Bay’s robo-blitz is critic-proof and has broken summer records, but will he apologise? Okay, if not for the memo, at least for Pearl Harbor and The Island?
Sony Pictures has dared to cancel Brad Pitt’s next project hours before the cameras rolled, saying the $60m baseball script Moneyball was not on the money. No other studio has picked it up, suggesting not many in Hollywood care about their local team, the Oakland As. Even the original book’s author, Michael Lewis, said he could not see it as a movie. But who ever listens to the writer?
Now that 3-D is old hat, and America’s Imax screens are literally shrinking, Hollywood’s venerable Grauman cinema is charging $5 extra for seats that vibrate, pitch and yaw along with the movie: these Canadian D-Box chairs are fabulous for The Fast and the Furious, where on-screen acceleration throws you back into the padding, but not recommended for those tender of stomach wanting to see the new Pixar film about a flying house, Up. And speaking of Up, Adult Industry News reports an upsurge in sales of videos showing clothed men popping balloons by sitting on them, which is a sexual turn-on even beyond Pixar’s wild imagination. Hopefully.
Next March, Oscar voters will get the chance to choose 10 rather than five Best Picture nominations. The Academy of Motion Picture Arts and Sciences is doubling the field to include more movies people have actually seen — last year’s creative and commercial hits The Dark Knight and Wall-E were relegated to side categories — not the indie fare voters have headed for of late.
The first bookie’s poll of next year’s (expanded) Oscar contenders — films few have yet seen — includes Peter Jackson’s The Lovely Bones, based on the Alice Sebold bestseller; Daniel Day-Lewis lightening up in Nine, the musical version of Fellini’s 8½; Meryl Streep’s cookery course Julie & Julia, about the eccentric American celebrity chef Julia Child; Penelope Cruz in Pedro Almodovar’s Broken Embraces; Clint Eastwood’s Nelson Mandela biopic Invictus; Hilary Swank as aviatrix Amelia Earhart; the Irish hope Jim Sheridan’s Brothers; Kathryn Bigelow’s powerful Iraq war movie The Hurt Locker; Avatar, the sci-fi extravaganza that is Jim Cameron’s first big film since Titanic; and, of course — envelope please — the saddest feelgood experience of the year, Pixar’s Up.

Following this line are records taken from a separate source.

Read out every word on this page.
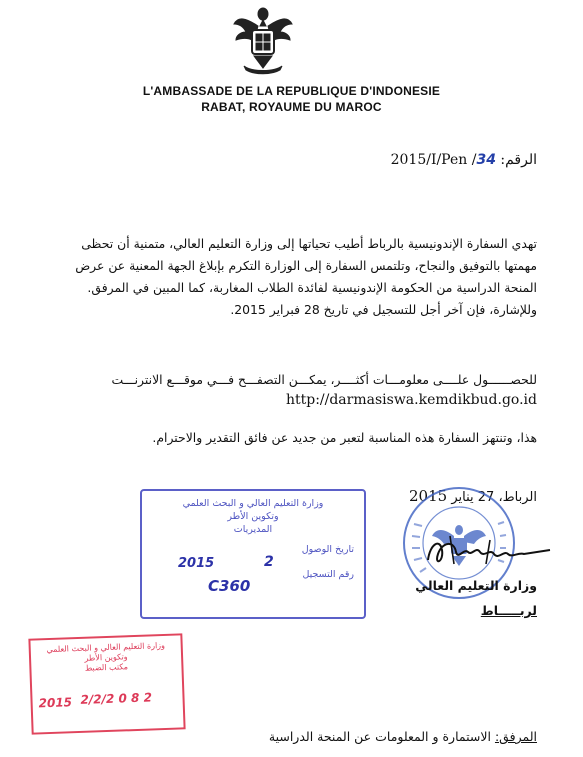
L'AMBASSADE DE LA REPUBLIQUE D'INDONESIE
RABAT, ROYAUME DU MAROC
الرقم: 2015/I/Pen /34
تهدي السفارة الإندونيسية بالرباط أطيب تحياتها إلى وزارة التعليم العالي، متمنية أن تحظى
مهمتها بالتوفيق والنجاح، وتلتمس السفارة إلى الوزارة التكرم بإبلاغ الجهة المعنية عن عرض
المنحة الدراسية من الحكومة الإندونيسية لفائدة الطلاب المغاربة، كما المبين في المرفق.
وللإشارة، فإن آخر أجل للتسجيل في تاريخ 28 فبراير 2015.
للحصــــــول علــــى معلومـــات أكثــــر، يمكـــن التصفـــح فـــي موقـــع الانترنـــت
http://darmasiswa.kemdikbud.go.id
هذا، وتنتهز السفارة هذه المناسبة لتعبر من جديد عن فائق التقدير والاحترام.
وزارة التعليم العالي و البحث العلمي
وتكوين الأطر
المديريات
تاريخ الوصول
رقم التسجيل
2015	2
C360
الرباط، 27 يناير 2015
وزارة التعليم العالي
لربـــــاط
وزارة التعليم العالي و البحث العلمي
وتكوين الأطر
مكتب الضبط
2015 2/2/2 0 8 2
المرفق: الاستمارة و المعلومات عن المنحة الدراسية
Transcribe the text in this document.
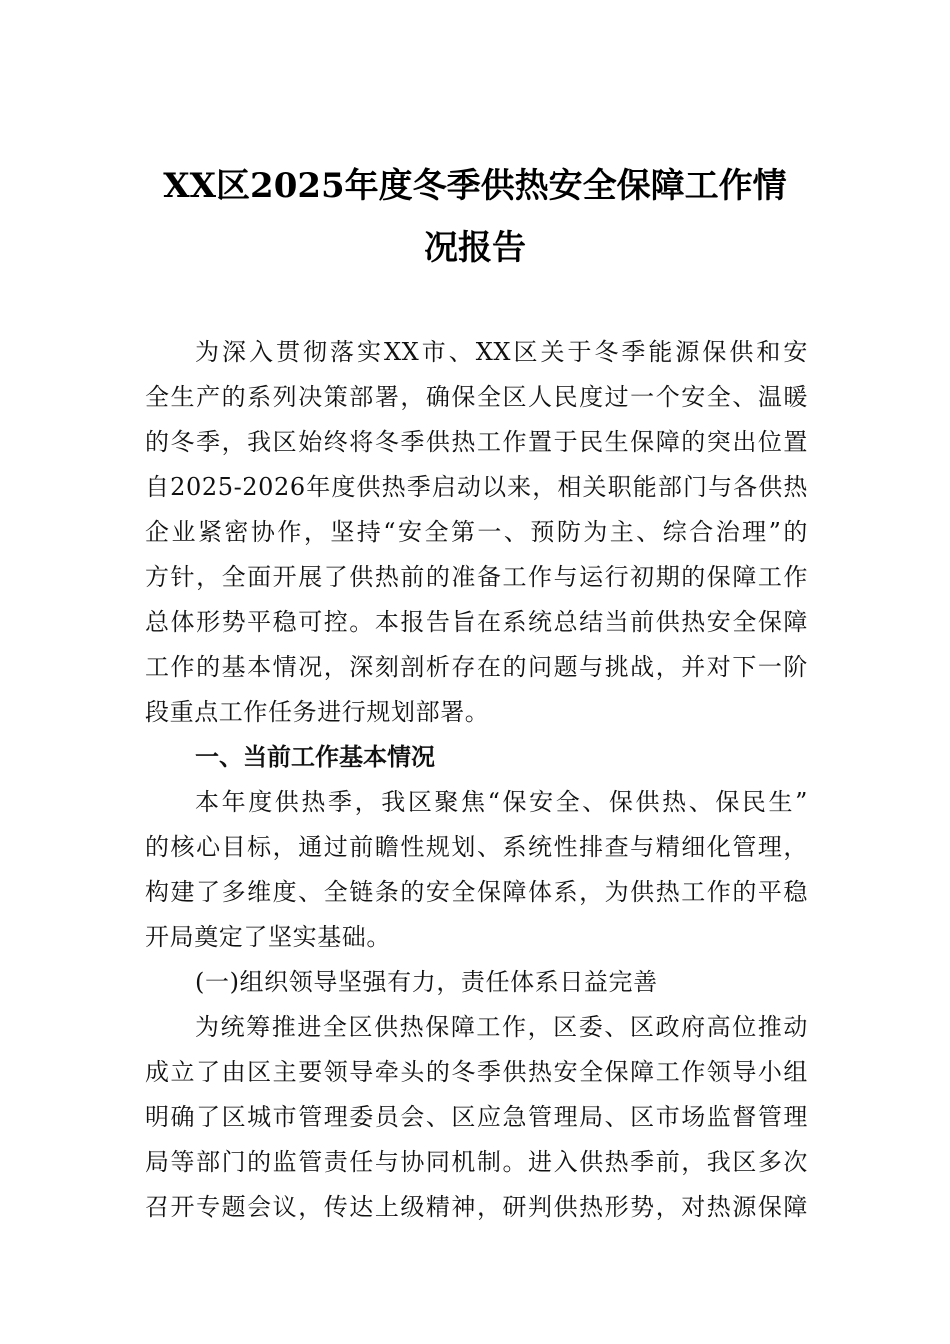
XX区2025年度冬季供热安全保障工作情
况报告
为深入贯彻落实XX市、XX区关于冬季能源保供和安
全生产的系列决策部署，确保全区人民度过一个安全、温暖
的冬季，我区始终将冬季供热工作置于民生保障的突出位置
自2025-2026年度供热季启动以来，相关职能部门与各供热
企业紧密协作，坚持“安全第一、预防为主、综合治理”的
方针，全面开展了供热前的准备工作与运行初期的保障工作
总体形势平稳可控。本报告旨在系统总结当前供热安全保障
工作的基本情况，深刻剖析存在的问题与挑战，并对下一阶
段重点工作任务进行规划部署。
一、当前工作基本情况
本年度供热季，我区聚焦“保安全、保供热、保民生”
的核心目标，通过前瞻性规划、系统性排查与精细化管理，
构建了多维度、全链条的安全保障体系，为供热工作的平稳
开局奠定了坚实基础。
(一)组织领导坚强有力，责任体系日益完善
为统筹推进全区供热保障工作，区委、区政府高位推动
成立了由区主要领导牵头的冬季供热安全保障工作领导小组
明确了区城市管理委员会、区应急管理局、区市场监督管理
局等部门的监管责任与协同机制。进入供热季前，我区多次
召开专题会议，传达上级精神，研判供热形势，对热源保障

You can judge a party by its guests, even the American Glastonbury. Last month, Bonnaroo, in Tennessee, overtook Coachella, outside Los Angeles, as the coolest US pop festival. It wasn’t just Bruce Springsteen’s set, from which Born in the USA was not missed by 80,000 joyous fist-pumpers, or even Dumbarton-born, tutu-wearing David Byrne lapsing into a British accent during Talking Heads numbers (he does that when frustrated, apparently), but the unheralded arrival of Drew Barrymore dancing in the crowds. Face paint did not make her paparazzi-proof. Coachella, meanwhile, attracts Paris Hilton, hand grafted to bony hip. Enough said.
Zhang Yimou, the Chinese director of Hero and House of Flying Daggers, as well as orchestrator-in-chief of last summer’s Olympic opening-ceremony theatrics in Beijing, is remaking the Coen brothers’ debut, Blood Simple. Am guessing remaking No Country for Old Men would be taken personally by China’s ruling gerontocracy.
Sandra Bullock’s latest box-office topper, The Proposal, has generated much guff about women’s films coming of age. I call that tosh until a woman leads a hit movie that does not include a wedding. Or shoes. Especially shoes.